General Insurance Article - 320m European motor insurance policies up for grabs by 2020

Analysis by Deloitte, the business advisory firm, indicates millions of European motor insurance customers are now more willing to switch provider than they were in the past. A YouGov survey for Deloitte of 8,688 motor insurance customers across eight European countries found that up to 320 million* policies could switch by 2020.

 Whilst half (49%) of policyholders across Europe have been with the same motor insurer for the last three years or more, shifts in behaviour could see this fall by about one-third to 32% in the next five years. In the UK, 14 million private car policies – roughly half of the UK market – could change provider each year during this time. From now until 2020, Deloitte’s analysis suggests between 60 to 67 million* European policies could be swapped each year.
 Deloitte’s findings suggest the European motor insurance market is heading towards a less stable environment where customer behaviours will be more volatile and regulation is shifting how products are priced and sold.
 Alex Poracchia, insurance partner at Deloitte, said:
 “Motor insurance is at a tipping point, despite being the biggest selling general insurance product in Europe. Demand for new cars is back, with 2014 the first year since the financial crisis to see an increase in private car sales across Europe. Sales grew by 5.4%, compared with an average annual fall of 3.8% in the previous years since 2007**. Even though we’re in a better economic state, there is still pressure on households’ disposable income. This means that customers are looking for new and better products, particularly through price comparison websites, that offer greater value for money.”

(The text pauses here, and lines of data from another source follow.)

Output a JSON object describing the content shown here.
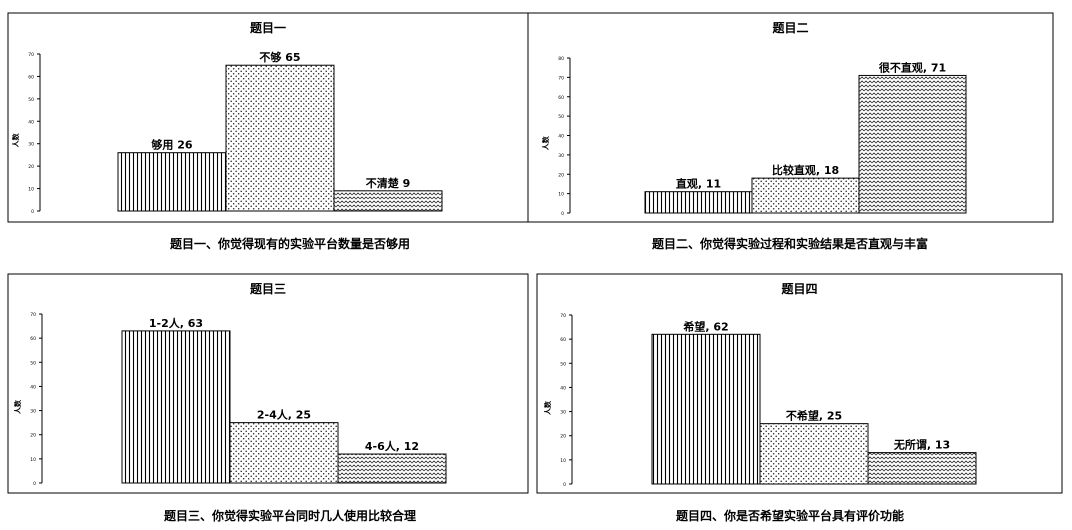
{
  "chart_data": [
    {
      "type": "bar",
      "title": "题目一",
      "caption": "题目一、你觉得现有的实验平台数量是否够用",
      "ylabel": "人数",
      "ylim": [
        0,
        70
      ],
      "yticks": [
        0,
        10,
        20,
        30,
        40,
        50,
        60,
        70
      ],
      "grid": false,
      "bars": [
        {
          "label": "够用 26",
          "value": 26,
          "pattern": "vertical-lines"
        },
        {
          "label": "不够 65",
          "value": 65,
          "pattern": "dots"
        },
        {
          "label": "不清楚 9",
          "value": 9,
          "pattern": "waves"
        }
      ]
    },
    {
      "type": "bar",
      "title": "题目二",
      "caption": "题目二、你觉得实验过程和实验结果是否直观与丰富",
      "ylabel": "人数",
      "ylim": [
        0,
        80
      ],
      "yticks": [
        0,
        10,
        20,
        30,
        40,
        50,
        60,
        70,
        80
      ],
      "grid": false,
      "bars": [
        {
          "label": "直观, 11",
          "value": 11,
          "pattern": "vertical-lines"
        },
        {
          "label": "比较直观, 18",
          "value": 18,
          "pattern": "dots"
        },
        {
          "label": "很不直观, 71",
          "value": 71,
          "pattern": "waves"
        }
      ]
    },
    {
      "type": "bar",
      "title": "题目三",
      "caption": "题目三、你觉得实验平台同时几人使用比较合理",
      "ylabel": "人数",
      "ylim": [
        0,
        70
      ],
      "yticks": [
        0,
        10,
        20,
        30,
        40,
        50,
        60,
        70
      ],
      "grid": false,
      "bars": [
        {
          "label": "1-2人, 63",
          "value": 63,
          "pattern": "vertical-lines"
        },
        {
          "label": "2-4人, 25",
          "value": 25,
          "pattern": "dots"
        },
        {
          "label": "4-6人, 12",
          "value": 12,
          "pattern": "waves"
        }
      ]
    },
    {
      "type": "bar",
      "title": "题目四",
      "caption": "题目四、你是否希望实验平台具有评价功能",
      "ylabel": "人数",
      "ylim": [
        0,
        70
      ],
      "yticks": [
        0,
        10,
        20,
        30,
        40,
        50,
        60,
        70
      ],
      "grid": false,
      "bars": [
        {
          "label": "希望, 62",
          "value": 62,
          "pattern": "vertical-lines"
        },
        {
          "label": "不希望, 25",
          "value": 25,
          "pattern": "dots"
        },
        {
          "label": "无所谓, 13",
          "value": 13,
          "pattern": "waves"
        }
      ]
    }
  ]
}
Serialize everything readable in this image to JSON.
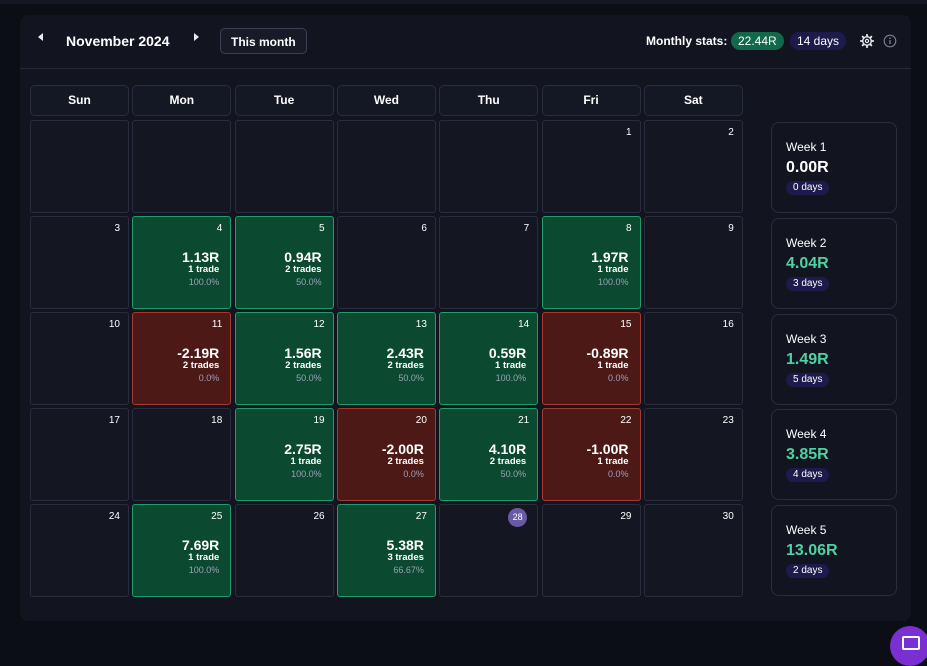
{
  "header": {
    "month_title": "November 2024",
    "this_month_label": "This month",
    "monthly_stats_label": "Monthly stats:",
    "monthly_r": "22.44R",
    "monthly_days": "14 days"
  },
  "weekdays": [
    "Sun",
    "Mon",
    "Tue",
    "Wed",
    "Thu",
    "Fri",
    "Sat"
  ],
  "colors": {
    "positive": "#0b4a30",
    "negative": "#4c1916",
    "positive_text": "#4fd1a1",
    "neutral_text": "#ffffff",
    "accent_badge": "#11684a",
    "days_badge": "#1d1a4c"
  },
  "days": [
    {
      "day": 1,
      "week": 0,
      "col": 5
    },
    {
      "day": 2,
      "week": 0,
      "col": 6
    },
    {
      "day": 3,
      "week": 1,
      "col": 0
    },
    {
      "day": 4,
      "week": 1,
      "col": 1,
      "r": "1.13R",
      "trades": "1 trade",
      "pct": "100.0%",
      "status": "pos"
    },
    {
      "day": 5,
      "week": 1,
      "col": 2,
      "r": "0.94R",
      "trades": "2 trades",
      "pct": "50.0%",
      "status": "pos"
    },
    {
      "day": 6,
      "week": 1,
      "col": 3
    },
    {
      "day": 7,
      "week": 1,
      "col": 4
    },
    {
      "day": 8,
      "week": 1,
      "col": 5,
      "r": "1.97R",
      "trades": "1 trade",
      "pct": "100.0%",
      "status": "pos"
    },
    {
      "day": 9,
      "week": 1,
      "col": 6
    },
    {
      "day": 10,
      "week": 2,
      "col": 0
    },
    {
      "day": 11,
      "week": 2,
      "col": 1,
      "r": "-2.19R",
      "trades": "2 trades",
      "pct": "0.0%",
      "status": "neg"
    },
    {
      "day": 12,
      "week": 2,
      "col": 2,
      "r": "1.56R",
      "trades": "2 trades",
      "pct": "50.0%",
      "status": "pos"
    },
    {
      "day": 13,
      "week": 2,
      "col": 3,
      "r": "2.43R",
      "trades": "2 trades",
      "pct": "50.0%",
      "status": "pos"
    },
    {
      "day": 14,
      "week": 2,
      "col": 4,
      "r": "0.59R",
      "trades": "1 trade",
      "pct": "100.0%",
      "status": "pos"
    },
    {
      "day": 15,
      "week": 2,
      "col": 5,
      "r": "-0.89R",
      "trades": "1 trade",
      "pct": "0.0%",
      "status": "neg"
    },
    {
      "day": 16,
      "week": 2,
      "col": 6
    },
    {
      "day": 17,
      "week": 3,
      "col": 0
    },
    {
      "day": 18,
      "week": 3,
      "col": 1
    },
    {
      "day": 19,
      "week": 3,
      "col": 2,
      "r": "2.75R",
      "trades": "1 trade",
      "pct": "100.0%",
      "status": "pos"
    },
    {
      "day": 20,
      "week": 3,
      "col": 3,
      "r": "-2.00R",
      "trades": "2 trades",
      "pct": "0.0%",
      "status": "neg"
    },
    {
      "day": 21,
      "week": 3,
      "col": 4,
      "r": "4.10R",
      "trades": "2 trades",
      "pct": "50.0%",
      "status": "pos"
    },
    {
      "day": 22,
      "week": 3,
      "col": 5,
      "r": "-1.00R",
      "trades": "1 trade",
      "pct": "0.0%",
      "status": "neg"
    },
    {
      "day": 23,
      "week": 3,
      "col": 6
    },
    {
      "day": 24,
      "week": 4,
      "col": 0
    },
    {
      "day": 25,
      "week": 4,
      "col": 1,
      "r": "7.69R",
      "trades": "1 trade",
      "pct": "100.0%",
      "status": "pos"
    },
    {
      "day": 26,
      "week": 4,
      "col": 2
    },
    {
      "day": 27,
      "week": 4,
      "col": 3,
      "r": "5.38R",
      "trades": "3 trades",
      "pct": "66.67%",
      "status": "pos"
    },
    {
      "day": 28,
      "week": 4,
      "col": 4,
      "today": true
    },
    {
      "day": 29,
      "week": 4,
      "col": 5
    },
    {
      "day": 30,
      "week": 4,
      "col": 6
    }
  ],
  "weeks": [
    {
      "label": "Week 1",
      "r": "0.00R",
      "days": "0 days",
      "positive": false
    },
    {
      "label": "Week 2",
      "r": "4.04R",
      "days": "3 days",
      "positive": true
    },
    {
      "label": "Week 3",
      "r": "1.49R",
      "days": "5 days",
      "positive": true
    },
    {
      "label": "Week 4",
      "r": "3.85R",
      "days": "4 days",
      "positive": true
    },
    {
      "label": "Week 5",
      "r": "13.06R",
      "days": "2 days",
      "positive": true
    }
  ]
}
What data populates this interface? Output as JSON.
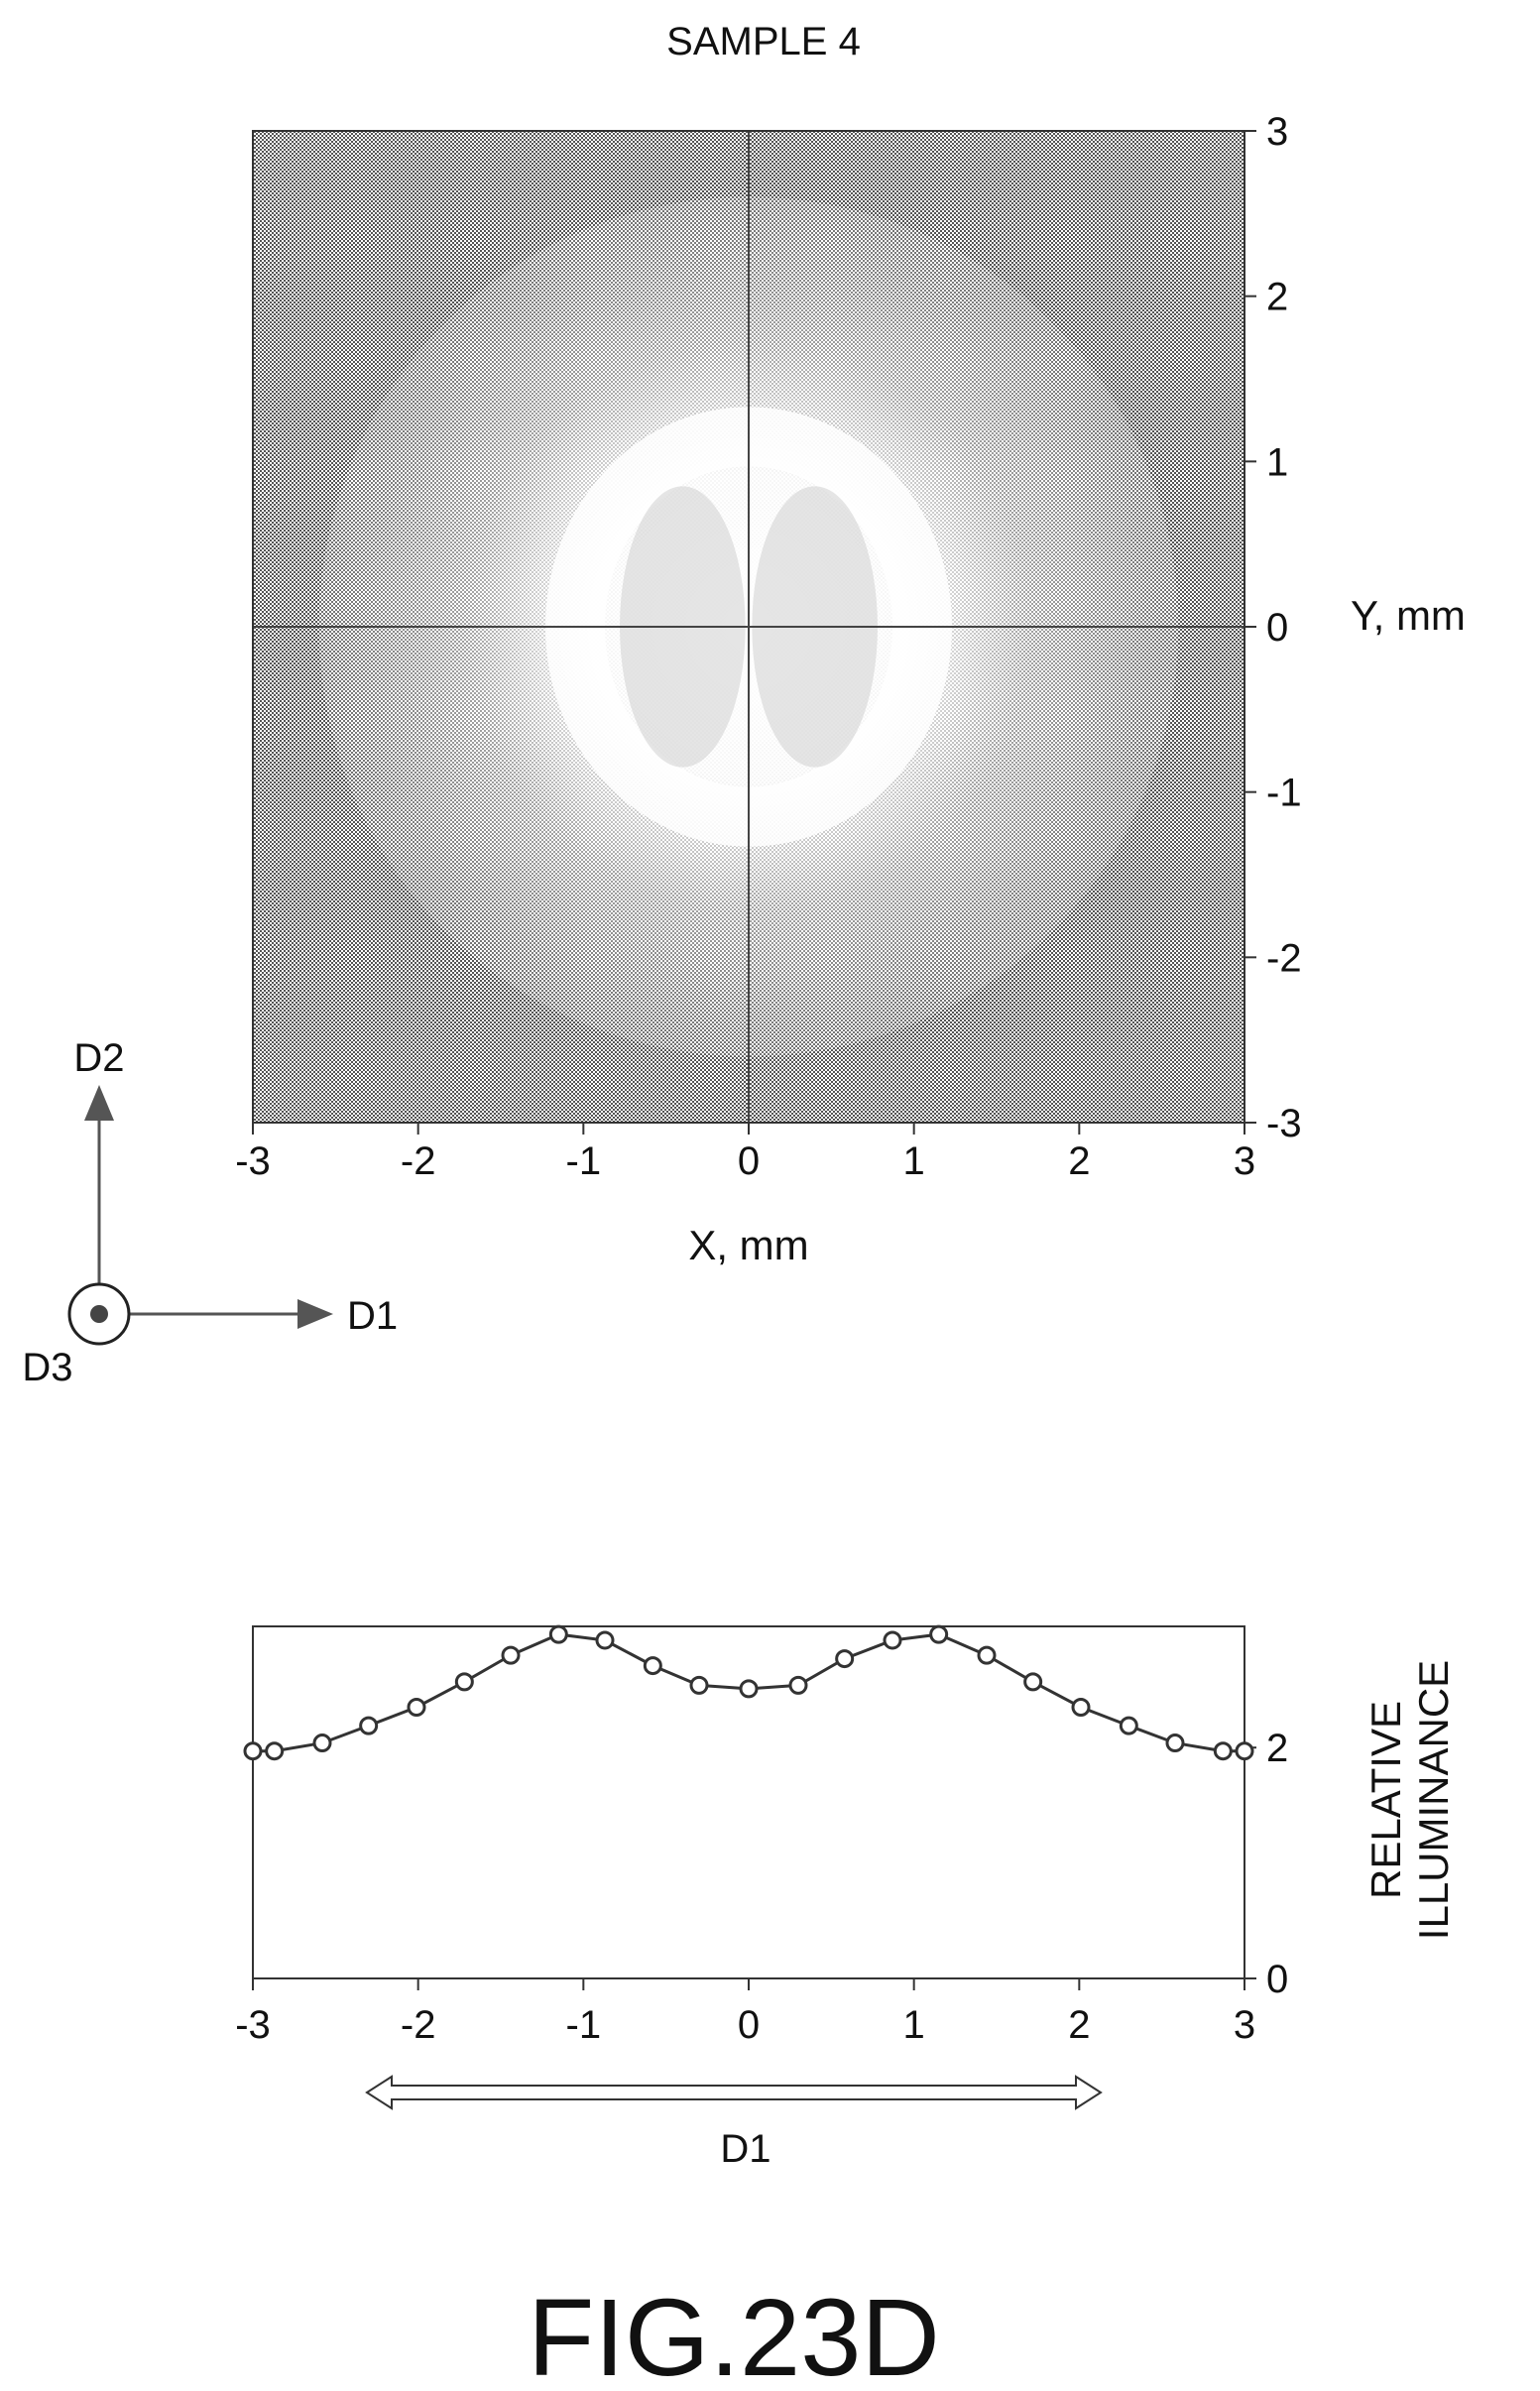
{
  "figure_label": "FIG.23D",
  "chart_data": [
    {
      "type": "heatmap",
      "title": "SAMPLE 4",
      "xlabel": "X, mm",
      "ylabel": "Y, mm",
      "xlim": [
        -3,
        3
      ],
      "ylim": [
        -3,
        3
      ],
      "x_ticks": [
        "-3",
        "-2",
        "-1",
        "0",
        "1",
        "2",
        "3"
      ],
      "y_ticks": [
        "3",
        "2",
        "1",
        "0",
        "-1",
        "-2",
        "-3"
      ],
      "crosshair": true,
      "colors": {
        "background": "#7a7a7a",
        "bright_center": "#ffffff",
        "frame": "#333333"
      },
      "description_values": {
        "ring_center": [
          0,
          0
        ],
        "ring_radius_x_mm": 1.05,
        "ring_radius_y_mm": 1.15,
        "inner_dim_lobes_x_mm": [
          -0.4,
          0.4
        ]
      }
    },
    {
      "type": "line",
      "xlabel": "",
      "ylabel": "RELATIVE ILLUMINANCE",
      "ylabel_lines": [
        "RELATIVE",
        "ILLUMINANCE"
      ],
      "xlim": [
        -3,
        3
      ],
      "ylim": [
        0,
        3.05
      ],
      "x_ticks": [
        "-3",
        "-2",
        "-1",
        "0",
        "1",
        "2",
        "3"
      ],
      "y_ticks": [
        {
          "v": 0,
          "t": "0"
        },
        {
          "v": 2,
          "t": "2"
        }
      ],
      "grid": false,
      "series": [
        {
          "marker": "circle",
          "points": [
            [
              -3.0,
              1.97
            ],
            [
              -2.87,
              1.97
            ],
            [
              -2.58,
              2.04
            ],
            [
              -2.3,
              2.19
            ],
            [
              -2.01,
              2.35
            ],
            [
              -1.72,
              2.57
            ],
            [
              -1.44,
              2.8
            ],
            [
              -1.15,
              2.98
            ],
            [
              -0.87,
              2.93
            ],
            [
              -0.58,
              2.71
            ],
            [
              -0.3,
              2.54
            ],
            [
              0.0,
              2.51
            ],
            [
              0.3,
              2.54
            ],
            [
              0.58,
              2.77
            ],
            [
              0.87,
              2.93
            ],
            [
              1.15,
              2.98
            ],
            [
              1.44,
              2.8
            ],
            [
              1.72,
              2.57
            ],
            [
              2.01,
              2.35
            ],
            [
              2.3,
              2.19
            ],
            [
              2.58,
              2.04
            ],
            [
              2.87,
              1.97
            ],
            [
              3.0,
              1.97
            ]
          ]
        }
      ],
      "direction_arrow_label": "D1"
    }
  ],
  "axes_legend": {
    "d1": "D1",
    "d2": "D2",
    "d3": "D3"
  }
}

 Deloitte’s research shows cultural differences affect how motorists buy their insurance. In the UK and Ireland, for example, more than half of drivers research insurance policies online, and price remains the most quoted reason for switching. By comparison, drivers in Italy, Poland and Spain are most influenced by the recommendations of friends and family.
 Poracchia commented: “Price is still a critical factor. However, since most insurers are able to offer competitive policies, the real challenge is to understand what matters next to customers after price. Understanding cultural differences is going to be key for insurers, as we see interesting trends between countries. For example, despite being digitally savvy, one-third of customers in the UK and Ireland buy their policy on the phone directly from their insurers. In comparison, more than half of customers in the other six countries purchase their policies face-to-face, and the remainder are split between online buying and phone calls to insurers and intermediaries. Based on this, it’s easy to see how an insurer’s interaction can influence a customer to stay or not. The quality of service and experience, as well as tailoring, is going to be more important for customers in future.
 “The winners will be the insurers that demonstrate agility in customer experience, and provide them with personalised solutions rather than products. There is no ‘one size fits all’ and insurers should tailor their approach to maximise the impact on loyal customers they are looking to attract and retain. This approach will be especially important as insurers respond to the increased regulatory focus on customer protection, rights to transparency, freedom of choice at the point of sale, and compensation to claimants. These will all put pressure on insurance premiums, which will make it even more important for insurers to have a customer-centric approach to their business strategy in order to move away from a pure price play.”